By Peter Zimonjic
The Canada Revenue Agency began sending out T4A slips today to Canadians who have received COVID-19 benefits, reminding them that the money is taxable income and must be recorded on their tax returns.
The department said the T4As are being issued as statements of income and not necessarily as statements of money owed. As with the T4 statements employers provide to employees in advance of tax season, the T4A statement details how much taxable income someone received directly from the federal government in the form of a COVID-19 benefit.
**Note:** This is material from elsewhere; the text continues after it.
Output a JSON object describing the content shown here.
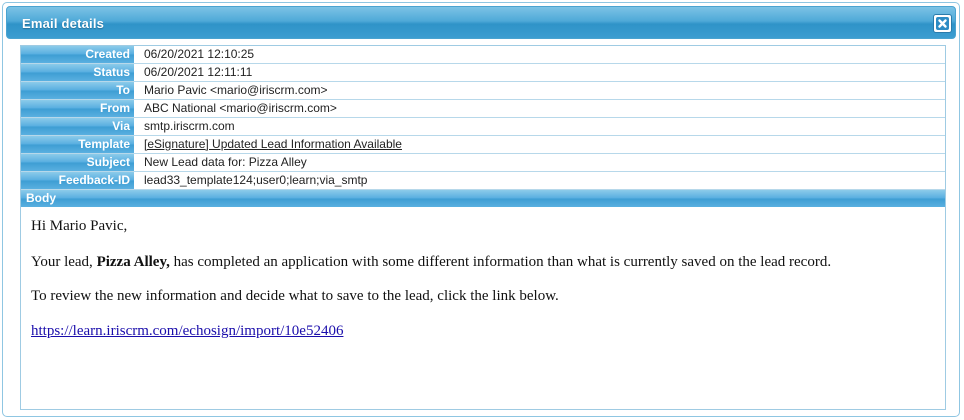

Residents of Quebec will get both T4A and RL-1 slips.
The T4A forms list how much money a person received from one or more of the following benefits: the Canada Emergency Response Benefit (CERB), the Canada Emergency Student Benefit (CESB), the Canada Recovery Benefit (CRB), the Canada Recovery Sickness Benefit (CRSB) and the Canada Recovery Caregiving Benefit (CRCB).
Those who received money through one of the benefit programs need to enter the total amount they received last year on line 13000 of their 2020 income tax and benefit return. For those registered for My Account and filing with NETFILE-certified software, this information will be entered automatically into tax returns.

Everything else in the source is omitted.